My sister has just moved to a new estate with her two daughters – one 10 the other 13. It is a new estate, onto which developers have squeezed a lot of houses and flats. She therefore has many new neighbours. Quite a number are single men, many of them middle-aged or older. Some, I guess, are divorced or gay, others unmarried. Naturally, as a single mother of two young girls, she's wary.
Now, before I get flamed, I know that not every single, childless man over 40 is a creep. That goes without saying. My brother is over 40 and unmarried, and so is a cousin. Both are thoroughly decent men.
That said, I do understand her concerns. Last summer, during a heatwave, I took her eldest girl (then 12) into town for the day. She wore quite skimpy, revealing clothes, but even so I was shocked by some of the looks we got.
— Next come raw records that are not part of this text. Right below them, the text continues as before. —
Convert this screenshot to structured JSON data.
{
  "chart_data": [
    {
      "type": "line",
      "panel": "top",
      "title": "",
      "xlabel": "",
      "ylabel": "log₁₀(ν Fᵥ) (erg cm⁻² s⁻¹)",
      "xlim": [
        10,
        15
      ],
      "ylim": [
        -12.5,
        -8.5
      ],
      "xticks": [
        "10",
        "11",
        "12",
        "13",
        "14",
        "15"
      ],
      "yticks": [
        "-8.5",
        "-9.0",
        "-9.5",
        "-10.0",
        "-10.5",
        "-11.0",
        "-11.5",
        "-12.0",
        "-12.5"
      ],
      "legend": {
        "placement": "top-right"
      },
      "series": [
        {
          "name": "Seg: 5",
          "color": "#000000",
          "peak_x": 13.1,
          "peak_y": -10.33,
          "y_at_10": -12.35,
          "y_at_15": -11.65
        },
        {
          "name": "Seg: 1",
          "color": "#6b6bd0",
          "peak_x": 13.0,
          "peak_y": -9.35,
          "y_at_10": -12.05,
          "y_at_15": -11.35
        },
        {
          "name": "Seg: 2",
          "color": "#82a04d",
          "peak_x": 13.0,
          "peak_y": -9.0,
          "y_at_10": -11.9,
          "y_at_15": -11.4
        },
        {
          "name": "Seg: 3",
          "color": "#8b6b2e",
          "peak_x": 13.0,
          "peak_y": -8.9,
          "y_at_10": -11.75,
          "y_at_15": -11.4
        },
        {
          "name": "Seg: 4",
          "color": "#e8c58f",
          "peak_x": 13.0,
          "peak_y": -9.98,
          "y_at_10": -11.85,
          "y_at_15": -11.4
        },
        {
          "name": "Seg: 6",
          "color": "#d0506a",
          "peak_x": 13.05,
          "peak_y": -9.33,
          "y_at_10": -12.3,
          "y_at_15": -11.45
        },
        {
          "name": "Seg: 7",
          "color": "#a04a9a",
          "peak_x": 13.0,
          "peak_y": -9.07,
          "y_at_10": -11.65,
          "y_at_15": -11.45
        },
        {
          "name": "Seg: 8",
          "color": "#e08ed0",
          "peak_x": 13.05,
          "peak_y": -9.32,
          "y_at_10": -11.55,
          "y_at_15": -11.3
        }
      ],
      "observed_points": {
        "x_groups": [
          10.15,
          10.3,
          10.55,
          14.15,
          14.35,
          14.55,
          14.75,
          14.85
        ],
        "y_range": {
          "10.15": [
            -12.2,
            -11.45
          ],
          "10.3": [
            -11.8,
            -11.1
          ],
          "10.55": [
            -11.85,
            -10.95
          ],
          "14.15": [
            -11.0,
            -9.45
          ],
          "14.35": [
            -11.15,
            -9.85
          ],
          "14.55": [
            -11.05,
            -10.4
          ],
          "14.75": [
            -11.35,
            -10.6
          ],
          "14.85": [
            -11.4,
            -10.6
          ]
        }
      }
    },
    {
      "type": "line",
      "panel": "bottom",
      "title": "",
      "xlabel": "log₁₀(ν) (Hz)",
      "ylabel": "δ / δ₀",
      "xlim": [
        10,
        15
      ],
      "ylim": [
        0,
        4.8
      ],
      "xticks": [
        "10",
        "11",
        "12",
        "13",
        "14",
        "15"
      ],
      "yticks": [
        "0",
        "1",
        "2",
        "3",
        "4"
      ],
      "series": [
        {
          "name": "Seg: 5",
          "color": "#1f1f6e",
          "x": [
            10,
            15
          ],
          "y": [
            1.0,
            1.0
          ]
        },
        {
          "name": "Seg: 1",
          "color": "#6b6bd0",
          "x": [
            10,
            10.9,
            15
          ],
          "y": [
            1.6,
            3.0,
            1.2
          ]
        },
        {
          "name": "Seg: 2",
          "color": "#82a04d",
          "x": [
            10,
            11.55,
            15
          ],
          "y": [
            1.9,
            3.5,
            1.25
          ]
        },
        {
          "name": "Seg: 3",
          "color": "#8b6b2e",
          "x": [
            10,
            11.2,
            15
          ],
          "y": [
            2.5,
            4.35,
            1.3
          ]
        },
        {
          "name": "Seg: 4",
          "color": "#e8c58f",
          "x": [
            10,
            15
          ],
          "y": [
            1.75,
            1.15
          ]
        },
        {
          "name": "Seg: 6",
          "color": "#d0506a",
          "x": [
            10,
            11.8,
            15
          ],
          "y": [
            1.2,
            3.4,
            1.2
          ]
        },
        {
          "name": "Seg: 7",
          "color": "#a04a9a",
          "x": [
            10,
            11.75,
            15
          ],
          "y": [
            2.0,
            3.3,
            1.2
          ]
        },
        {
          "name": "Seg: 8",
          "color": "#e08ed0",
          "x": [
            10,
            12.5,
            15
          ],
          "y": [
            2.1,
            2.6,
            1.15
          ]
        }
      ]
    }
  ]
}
I don't have a daughter myself, and was quite chubby as a girl, so I'm probably naive. We wandered round town and then went and ate some lunch in the park. Jesus, the number of drooling, lingering looks really upset me. Time and again I'd catch men looking at her out the corner of their eye. And these were often men in their 50s and 60s, out shopping with their wives. Has anyone else had this experience? By the time we got back to the car I was raging.
I told my sister that if she feels an instant revulsion, trust that response. It's usually correct. There used to be a guy in my local Tesco who I couldn't bear. He made my skin crawl. There was absolutely no reason for this (I'd never even heard him speak), but something about him set my alarm bells ringing. I later found out he was on the sex offender's register. What is it that sets those alarm bells off? It's so strange. I sometimes wonder if we have a sixth sense for this kind of thing. It isn't eccentricity. I have had male colleagues and neighbours over the years who were eccentric or unconventional, yet in many cases I liked and trusted them. If you were my sister, what red flags would you be looking for?